- Output gauge falls 0.5 percent in February from January
- Year-over-year increase at 1.3 percent, more than forecast
German industrial production declined less than forecast in February as flagging global trade forced factories in Europe’s largest economy to curb output despite strong domestic demand.
Production, adjusted for seasonal swings, fell 0.5 percent from the prior month after advancing a revised 2.3 percent in January, data from the Economy Ministry in Berlin showed on Wednesday. The reading, which is typically volatile, compares with a median estimate for 1.8 percent decline in a Bloomberg survey of economists. The gauge rose 1.3 percent from a year earlier.

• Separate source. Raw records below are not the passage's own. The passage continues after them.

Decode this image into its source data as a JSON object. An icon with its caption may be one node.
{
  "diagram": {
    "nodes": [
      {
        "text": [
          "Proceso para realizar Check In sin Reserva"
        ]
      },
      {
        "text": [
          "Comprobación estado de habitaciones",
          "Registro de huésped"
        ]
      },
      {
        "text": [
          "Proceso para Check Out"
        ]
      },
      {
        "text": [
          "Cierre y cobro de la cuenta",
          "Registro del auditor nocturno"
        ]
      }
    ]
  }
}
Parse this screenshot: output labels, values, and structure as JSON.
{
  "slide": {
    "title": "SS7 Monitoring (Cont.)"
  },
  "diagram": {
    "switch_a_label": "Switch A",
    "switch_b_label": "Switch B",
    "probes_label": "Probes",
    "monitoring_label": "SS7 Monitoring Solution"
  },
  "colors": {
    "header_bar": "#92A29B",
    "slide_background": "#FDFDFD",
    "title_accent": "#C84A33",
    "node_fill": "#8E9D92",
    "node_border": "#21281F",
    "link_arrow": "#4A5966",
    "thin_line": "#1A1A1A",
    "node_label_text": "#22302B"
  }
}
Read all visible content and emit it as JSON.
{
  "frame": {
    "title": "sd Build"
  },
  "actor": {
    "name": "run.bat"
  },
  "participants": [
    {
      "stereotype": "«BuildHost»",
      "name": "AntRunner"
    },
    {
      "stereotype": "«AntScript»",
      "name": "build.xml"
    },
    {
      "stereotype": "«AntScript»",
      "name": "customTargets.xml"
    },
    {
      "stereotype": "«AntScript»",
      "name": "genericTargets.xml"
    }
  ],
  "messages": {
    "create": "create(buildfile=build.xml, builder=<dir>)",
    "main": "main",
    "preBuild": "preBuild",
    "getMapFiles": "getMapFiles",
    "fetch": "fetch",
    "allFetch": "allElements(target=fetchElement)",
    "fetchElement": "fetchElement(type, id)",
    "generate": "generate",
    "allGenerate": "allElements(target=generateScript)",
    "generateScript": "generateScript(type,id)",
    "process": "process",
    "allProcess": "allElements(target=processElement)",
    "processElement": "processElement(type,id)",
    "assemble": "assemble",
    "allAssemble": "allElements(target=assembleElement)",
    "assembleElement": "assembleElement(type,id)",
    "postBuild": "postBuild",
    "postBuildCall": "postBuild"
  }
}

The report underscores challenges facing German industry as factory orders unexpectedly declined in February, and the Bundesbank has warned weakening demand from China and other emerging markets could damp growth in the second quarter. That said, corporate confidence improved last month and the jobless rate stayed at a record-low, a sign that domestic economy remains robust.
Commerzbank estimates that production may rise almost 2 percent this quarter, which could push economic growth to 0.5 percent, an acceleration from the 0.3 percent recorded in the last three months of 2015. Still, it’s assessment of the outlook remains cautious.
“We do not assume that this marks the start of lastingly stronger economic growth,” economist Ralph Solveen in Frankfurt said. “Order intake in the past months argues against the manufacturing sector sustaining over the long term its high production levels from the first two months of this year.”
Data on Tuesday showed that factory orders fell 1.2 percent in February from previous month, reflecting sluggish growth in the global economy.
According to the production report, construction rose 1.3 percent from January while intermediate goods climbed 0.1 percent. Investment goods declined 1 percent, as did consumer goods. Manufacturing fell 0.5 percent. Energy dropped 1.8 percent.